Steinbach looked up the hill to the fort, noting for the first time that the floodlights on the guardtowers were out.
What was going on up there?
One of the few official events that Governor Zimmerman truly enjoyed attending was New Grunstein’s annual militiamen’s banquet and ball. Held in the central hall of Fort Zimmerman, he always found the food excellent and the entertainment reasonable. Moreover, each year he was asked to make a speech, which was always well-received by the agreeable crowd. Sitting at the high table mounted on the stage, he argued good-naturedly with a militia officer, his mouth full of Garmish polar cod.
“Females are best at the age of fifteen, I tell you, and I speak from vast experience,” expounded Zimmerman. His face was florid from too much hork-leaf wine. “These days I will have nothing to do with a paygirl who is over sixteen. After that, it seems to me that something of the glow of youth begins to fade from them. It’s difficult to put your finger on, but it’s there.”

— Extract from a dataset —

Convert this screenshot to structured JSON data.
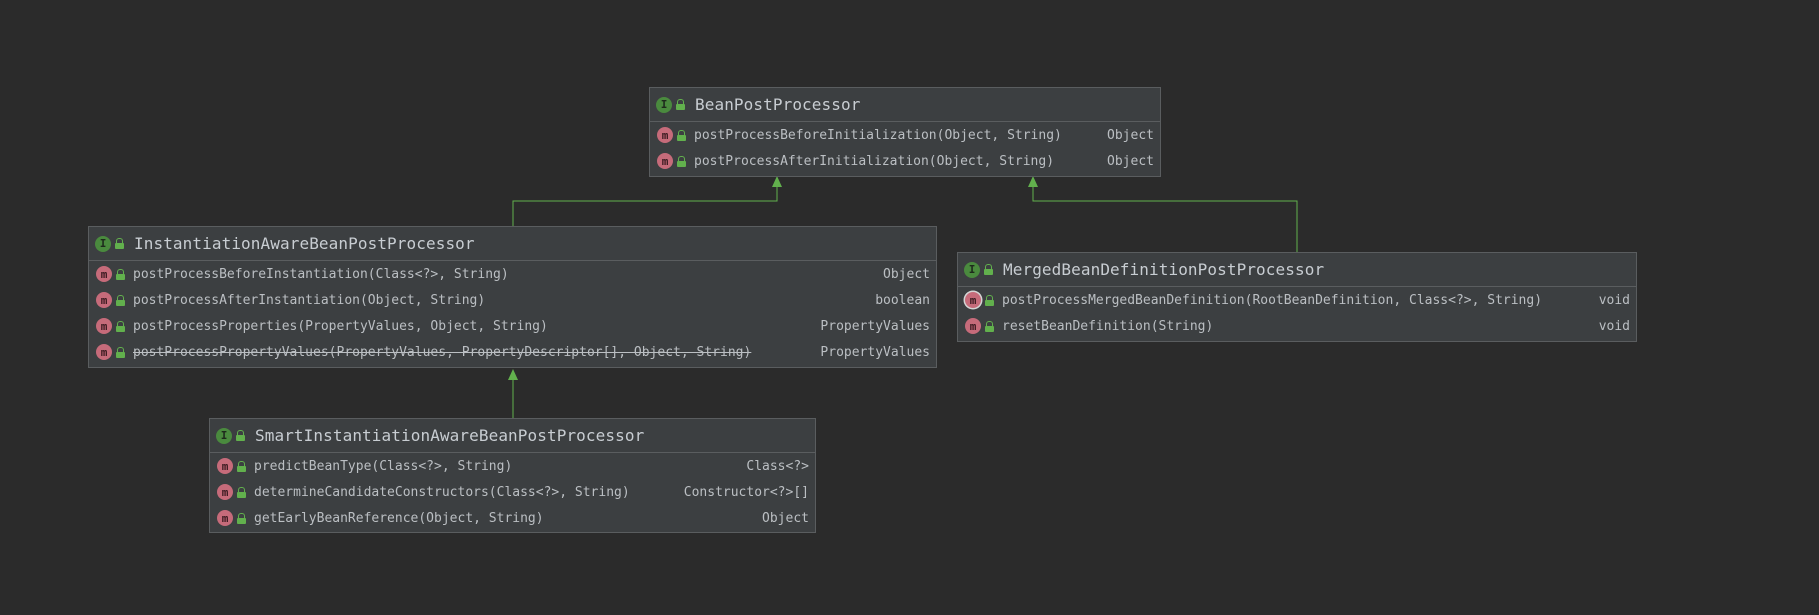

The officer made a polite gesture of agreement. “Isn’t it about time for you to address the assembly, Governor?”
“Quite right, quite right,” said Zimmerman. He stood ponderously, his ample belly brushing the table edge as he heaved himself erect.
“The stairs are right there, Governor,” said a deputy, taking his elbow. “I’ll just help you put on this throat-mike.”
The Governor and the deputy fumbled with the microphone for several seconds before it was in place. Zimmerman pushed the larger man away in irritation and mounted the steps on unsteady legs. The deputy followed to stand beside the podium, his thick arms crossed and his autoshades in place.